The imperial raftload of opinions on who really is the victim of credit card fraud, stemming from the Boston Globe article on the legislative reactions to the Stop and Shop Skimming Shenanigans, is centered around this quote as much as any:

"If this legislation passes, all retailers, all companies, and all
banks will know they'll be responsible for absorbing every cost
associated with a data breach."

Of course that quote doesn't make a whole lot of sense once you parse it, it just seems to be pluralizing the victims in a bizarre twist on bystanderism, i.e., if were just going to sit around and watch the crime happen, let's all be victims!

Most puzzling to me are the voices of the outraged merchants on the Slashdot thread, sounding too much like a hoodlum's fence pleading ignorance to the cops on the legal state of goods in his possession. The merchants are no doubt getting the shaft in the current credit card fraud scheme. They may not have the financial resources and high powered lobby as the banks and credit card outfits, but the merchants do have the capacity to do more to validate a transaction that to make sure the magnetic strip is functional. Are credit card transactions getting to the point were they need to be validated as vigorously as a personal check. Remember those?

I see a business opportunity here. Heck, I'm in love with the modern world and I'll be out all night.

The Lost Wallet vs. The Mugging

According to the new round of disclosure laws that sprouted up out of state houses in the past couple years, if an outfit loses your data, they ought to let you know. The notice if familiar to just about anyone either attended an institution of higher education, applied for credit or was issued a Social Security card.

"Dude -
We lost your information in a way we may or may not describe to you.
Sorry.
Love,
The Man"

The Dude reads the letter, cusses, and hopes for the best.
Of course this doesn't work in the real world. Consider the alternative:
Dude loans his ATM card to his buddy to grab a sixer and pack of butts at the Sunshine Mart. Bud comes back without card nor highly taxable products. The Dude has some key risk assessment questions to ask, primarily, "Did you lose it, or were you mugged?"

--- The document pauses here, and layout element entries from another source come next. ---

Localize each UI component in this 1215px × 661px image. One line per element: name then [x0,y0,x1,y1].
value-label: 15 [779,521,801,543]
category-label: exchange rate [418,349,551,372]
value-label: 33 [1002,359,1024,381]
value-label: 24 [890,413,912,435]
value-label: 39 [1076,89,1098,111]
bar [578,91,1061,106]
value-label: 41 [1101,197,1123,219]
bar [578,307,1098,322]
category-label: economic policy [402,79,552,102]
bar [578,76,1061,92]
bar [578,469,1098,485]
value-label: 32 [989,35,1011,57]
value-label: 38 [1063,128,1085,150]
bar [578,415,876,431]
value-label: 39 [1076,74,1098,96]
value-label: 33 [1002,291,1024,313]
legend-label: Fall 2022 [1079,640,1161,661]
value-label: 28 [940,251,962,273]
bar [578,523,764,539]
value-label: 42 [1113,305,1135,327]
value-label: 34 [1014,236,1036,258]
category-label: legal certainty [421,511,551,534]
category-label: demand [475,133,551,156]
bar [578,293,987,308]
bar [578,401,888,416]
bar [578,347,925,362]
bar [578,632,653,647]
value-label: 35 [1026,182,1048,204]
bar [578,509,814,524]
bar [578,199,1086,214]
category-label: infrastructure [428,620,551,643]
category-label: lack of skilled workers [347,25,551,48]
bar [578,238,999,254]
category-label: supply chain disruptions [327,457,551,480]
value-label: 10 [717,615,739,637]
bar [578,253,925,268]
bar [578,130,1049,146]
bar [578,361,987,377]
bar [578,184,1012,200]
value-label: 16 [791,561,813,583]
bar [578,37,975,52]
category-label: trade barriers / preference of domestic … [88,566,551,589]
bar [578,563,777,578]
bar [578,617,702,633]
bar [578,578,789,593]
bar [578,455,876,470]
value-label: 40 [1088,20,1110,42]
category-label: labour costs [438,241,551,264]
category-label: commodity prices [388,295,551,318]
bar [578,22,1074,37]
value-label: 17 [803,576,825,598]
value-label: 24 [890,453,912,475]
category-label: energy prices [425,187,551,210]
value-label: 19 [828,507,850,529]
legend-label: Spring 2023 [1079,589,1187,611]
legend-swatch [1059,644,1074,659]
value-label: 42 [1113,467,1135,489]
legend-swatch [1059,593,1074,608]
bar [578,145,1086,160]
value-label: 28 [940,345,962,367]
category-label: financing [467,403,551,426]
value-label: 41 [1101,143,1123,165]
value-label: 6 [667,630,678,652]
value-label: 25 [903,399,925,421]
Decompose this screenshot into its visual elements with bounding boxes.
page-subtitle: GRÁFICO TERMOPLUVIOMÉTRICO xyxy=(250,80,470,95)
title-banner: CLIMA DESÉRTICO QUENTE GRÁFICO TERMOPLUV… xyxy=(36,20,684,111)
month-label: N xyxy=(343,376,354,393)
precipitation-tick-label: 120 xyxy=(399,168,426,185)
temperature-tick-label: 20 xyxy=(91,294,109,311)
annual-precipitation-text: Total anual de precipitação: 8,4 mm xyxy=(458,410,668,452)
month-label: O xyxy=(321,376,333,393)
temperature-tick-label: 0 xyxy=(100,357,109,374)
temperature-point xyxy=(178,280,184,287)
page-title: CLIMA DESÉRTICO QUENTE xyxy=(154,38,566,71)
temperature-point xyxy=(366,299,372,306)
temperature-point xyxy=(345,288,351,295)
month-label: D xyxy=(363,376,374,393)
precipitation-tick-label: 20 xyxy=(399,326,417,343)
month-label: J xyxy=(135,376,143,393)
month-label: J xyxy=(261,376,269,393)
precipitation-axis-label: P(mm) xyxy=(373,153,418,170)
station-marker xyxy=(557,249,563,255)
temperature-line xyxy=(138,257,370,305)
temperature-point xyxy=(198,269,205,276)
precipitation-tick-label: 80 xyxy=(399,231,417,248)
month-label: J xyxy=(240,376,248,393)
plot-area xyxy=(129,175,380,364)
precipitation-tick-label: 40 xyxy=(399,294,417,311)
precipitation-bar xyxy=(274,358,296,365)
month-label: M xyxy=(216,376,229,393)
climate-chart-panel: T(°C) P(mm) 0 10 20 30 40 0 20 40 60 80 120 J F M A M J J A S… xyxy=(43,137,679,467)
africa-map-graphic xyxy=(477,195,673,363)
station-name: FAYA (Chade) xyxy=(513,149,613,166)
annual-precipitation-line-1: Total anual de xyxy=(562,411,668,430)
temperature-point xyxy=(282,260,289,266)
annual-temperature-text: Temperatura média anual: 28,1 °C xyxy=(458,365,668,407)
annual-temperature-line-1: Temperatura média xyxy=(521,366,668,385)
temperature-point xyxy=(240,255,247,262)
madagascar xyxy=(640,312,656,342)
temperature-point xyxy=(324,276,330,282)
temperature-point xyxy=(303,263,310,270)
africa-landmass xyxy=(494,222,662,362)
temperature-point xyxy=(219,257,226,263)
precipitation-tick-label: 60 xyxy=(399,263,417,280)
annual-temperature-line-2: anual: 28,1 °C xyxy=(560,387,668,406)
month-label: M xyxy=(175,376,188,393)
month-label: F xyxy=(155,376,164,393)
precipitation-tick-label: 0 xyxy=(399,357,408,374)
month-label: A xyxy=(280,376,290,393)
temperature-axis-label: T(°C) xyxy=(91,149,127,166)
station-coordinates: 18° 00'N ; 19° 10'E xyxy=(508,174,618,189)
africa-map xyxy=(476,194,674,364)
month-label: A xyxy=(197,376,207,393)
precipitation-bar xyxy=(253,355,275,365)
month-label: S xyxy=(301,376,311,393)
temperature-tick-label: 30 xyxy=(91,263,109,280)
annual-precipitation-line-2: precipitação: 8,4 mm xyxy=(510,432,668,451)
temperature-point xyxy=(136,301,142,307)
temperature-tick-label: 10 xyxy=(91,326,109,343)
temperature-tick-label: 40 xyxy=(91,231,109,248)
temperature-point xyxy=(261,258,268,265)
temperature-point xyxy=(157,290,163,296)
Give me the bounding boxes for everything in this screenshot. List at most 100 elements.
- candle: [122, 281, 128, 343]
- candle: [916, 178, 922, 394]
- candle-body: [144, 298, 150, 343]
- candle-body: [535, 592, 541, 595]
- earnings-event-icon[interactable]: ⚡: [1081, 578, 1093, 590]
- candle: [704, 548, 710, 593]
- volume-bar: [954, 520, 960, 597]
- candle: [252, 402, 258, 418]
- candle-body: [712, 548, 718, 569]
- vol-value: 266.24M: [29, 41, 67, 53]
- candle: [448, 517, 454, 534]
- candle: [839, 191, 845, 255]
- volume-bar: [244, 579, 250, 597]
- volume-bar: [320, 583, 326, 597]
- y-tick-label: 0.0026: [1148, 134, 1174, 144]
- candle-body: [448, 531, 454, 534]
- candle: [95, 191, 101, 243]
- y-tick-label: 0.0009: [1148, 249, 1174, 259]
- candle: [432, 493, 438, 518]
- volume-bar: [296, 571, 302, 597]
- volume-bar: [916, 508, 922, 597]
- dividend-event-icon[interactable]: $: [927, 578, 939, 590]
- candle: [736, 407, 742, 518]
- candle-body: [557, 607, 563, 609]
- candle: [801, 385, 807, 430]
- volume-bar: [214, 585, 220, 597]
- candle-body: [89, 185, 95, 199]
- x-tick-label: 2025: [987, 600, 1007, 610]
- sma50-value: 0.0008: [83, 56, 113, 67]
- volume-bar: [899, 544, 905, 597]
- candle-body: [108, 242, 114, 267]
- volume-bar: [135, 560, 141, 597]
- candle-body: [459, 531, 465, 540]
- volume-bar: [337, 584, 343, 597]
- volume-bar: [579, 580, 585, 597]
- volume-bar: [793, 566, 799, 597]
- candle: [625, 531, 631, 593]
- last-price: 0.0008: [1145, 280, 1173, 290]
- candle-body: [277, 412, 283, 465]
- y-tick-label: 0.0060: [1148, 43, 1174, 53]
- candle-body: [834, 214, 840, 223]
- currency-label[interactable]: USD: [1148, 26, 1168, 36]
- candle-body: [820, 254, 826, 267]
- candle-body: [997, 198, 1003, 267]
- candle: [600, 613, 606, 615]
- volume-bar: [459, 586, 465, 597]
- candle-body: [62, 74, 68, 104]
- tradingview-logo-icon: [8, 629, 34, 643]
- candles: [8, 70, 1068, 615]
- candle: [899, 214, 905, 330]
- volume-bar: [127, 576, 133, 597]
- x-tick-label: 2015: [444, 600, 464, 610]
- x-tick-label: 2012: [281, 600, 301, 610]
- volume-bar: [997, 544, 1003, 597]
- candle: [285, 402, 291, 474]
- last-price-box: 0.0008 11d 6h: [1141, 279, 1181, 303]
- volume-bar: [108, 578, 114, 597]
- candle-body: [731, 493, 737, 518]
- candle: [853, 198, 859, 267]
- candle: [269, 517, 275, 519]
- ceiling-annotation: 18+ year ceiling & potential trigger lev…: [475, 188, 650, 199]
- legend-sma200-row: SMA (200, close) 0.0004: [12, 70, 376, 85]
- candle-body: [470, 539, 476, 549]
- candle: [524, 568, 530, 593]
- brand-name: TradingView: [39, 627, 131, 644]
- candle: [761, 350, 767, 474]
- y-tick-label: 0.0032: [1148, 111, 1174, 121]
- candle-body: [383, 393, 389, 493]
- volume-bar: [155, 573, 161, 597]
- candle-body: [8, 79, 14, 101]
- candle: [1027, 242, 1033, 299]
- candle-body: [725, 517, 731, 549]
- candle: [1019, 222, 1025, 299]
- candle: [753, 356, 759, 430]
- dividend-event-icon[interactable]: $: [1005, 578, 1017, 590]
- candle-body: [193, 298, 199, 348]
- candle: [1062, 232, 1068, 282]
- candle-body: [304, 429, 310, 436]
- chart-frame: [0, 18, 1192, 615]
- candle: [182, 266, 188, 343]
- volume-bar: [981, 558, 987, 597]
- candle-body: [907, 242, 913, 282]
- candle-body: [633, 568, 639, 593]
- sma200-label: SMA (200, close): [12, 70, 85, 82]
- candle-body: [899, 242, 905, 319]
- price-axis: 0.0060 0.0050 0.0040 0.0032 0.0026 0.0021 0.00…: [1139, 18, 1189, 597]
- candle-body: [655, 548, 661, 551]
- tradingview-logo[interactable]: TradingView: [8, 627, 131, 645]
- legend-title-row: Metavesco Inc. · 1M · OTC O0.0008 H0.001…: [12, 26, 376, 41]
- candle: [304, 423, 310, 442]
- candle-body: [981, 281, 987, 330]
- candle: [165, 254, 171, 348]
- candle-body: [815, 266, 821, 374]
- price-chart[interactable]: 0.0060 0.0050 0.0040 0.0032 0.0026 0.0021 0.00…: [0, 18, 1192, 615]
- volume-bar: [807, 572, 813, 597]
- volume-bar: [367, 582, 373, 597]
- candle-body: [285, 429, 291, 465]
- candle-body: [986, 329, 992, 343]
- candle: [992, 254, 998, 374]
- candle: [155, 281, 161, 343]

This question is key, and when extrapolated to the Man's letter, exposes why disclosure laws generally suck in protecting the Dude. The Man isn't required to fess up as to the how and who of the incident, so the Dude can't make an informed decision. Does he call up the bank, cancel the card, bum butts and distill moonshine until the bank gets it all figured out? Or does he ask Bud to go crawl back into the Chevette and dig around between the seats?

SB1386 and its cousins don't require the Man to give the Dude enough information to make an informed decision. There's a difference between privacy and compliance. Compliance can really suck.